Las visas B1 se utilizan principalmente para viajes de negocios, mientras que las B2 están destinadas al turismo, visitas familiares y determinados tratamientos médicos. El Gobierno estadounidense cuestiona especialmente los casos de personas que ingresaron al país bajo esas categorías y posteriormente solicitaron asilo con el objetivo de permanecer de manera permanente.
 
Desde el Departamento de Estado señalaron que el proceso será dinámico y progresivo, por lo que la cifra final todavía no está determinada.
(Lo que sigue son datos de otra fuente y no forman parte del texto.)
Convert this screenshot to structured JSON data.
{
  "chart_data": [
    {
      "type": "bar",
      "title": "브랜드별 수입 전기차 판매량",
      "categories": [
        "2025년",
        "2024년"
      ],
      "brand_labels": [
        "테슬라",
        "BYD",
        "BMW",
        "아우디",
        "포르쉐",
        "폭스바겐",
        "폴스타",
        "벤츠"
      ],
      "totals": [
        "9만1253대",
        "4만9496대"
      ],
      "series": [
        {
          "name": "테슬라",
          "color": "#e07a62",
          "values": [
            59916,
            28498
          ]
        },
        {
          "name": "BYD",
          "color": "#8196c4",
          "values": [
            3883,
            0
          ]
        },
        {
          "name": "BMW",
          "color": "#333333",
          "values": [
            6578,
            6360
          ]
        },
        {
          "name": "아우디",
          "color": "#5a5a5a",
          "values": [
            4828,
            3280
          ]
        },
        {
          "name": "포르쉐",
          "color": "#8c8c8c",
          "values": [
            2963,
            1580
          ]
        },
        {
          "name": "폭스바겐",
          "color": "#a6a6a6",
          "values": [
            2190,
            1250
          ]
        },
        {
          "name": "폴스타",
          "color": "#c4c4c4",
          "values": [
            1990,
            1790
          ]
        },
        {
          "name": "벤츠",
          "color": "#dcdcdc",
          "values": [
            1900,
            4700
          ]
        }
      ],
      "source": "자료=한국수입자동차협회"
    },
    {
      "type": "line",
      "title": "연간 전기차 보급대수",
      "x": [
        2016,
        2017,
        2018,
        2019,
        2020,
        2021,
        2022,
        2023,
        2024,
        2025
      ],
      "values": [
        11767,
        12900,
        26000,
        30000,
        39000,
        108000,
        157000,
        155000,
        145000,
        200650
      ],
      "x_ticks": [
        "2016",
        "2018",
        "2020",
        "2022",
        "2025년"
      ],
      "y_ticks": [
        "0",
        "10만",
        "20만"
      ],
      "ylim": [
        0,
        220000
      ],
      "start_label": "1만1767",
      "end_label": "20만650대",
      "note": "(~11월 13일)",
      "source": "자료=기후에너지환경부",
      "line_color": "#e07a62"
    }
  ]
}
De hecho, el organismo evitó confirmar que serán exactamente 200.000 las visas revocadas y remarcó que la cantidad podría modificarse a medida que avance la revisión.
 
Un punto clave es que la revocación de una visa no implica necesariamente una deportación inmediata. Según funcionarios estadounidenses, muchas de las personas con solicitudes de asilo pendientes perderían su condición de visitantes de negocios o turismo y serían reclasificadas dentro del sistema migratorio, aunque las consecuencias dependerán de la situación particular de cada caso.
 
El subsecretario de Estado Christopher Landau cuestionó públicamente el uso de visas de turismo y negocios para luego presentar solicitudes de asilo. En un mensaje publicado en redes sociales, sostuvo que "el asilo no debería convertirse en una vía para eludir las leyes migratorias estadounidenses".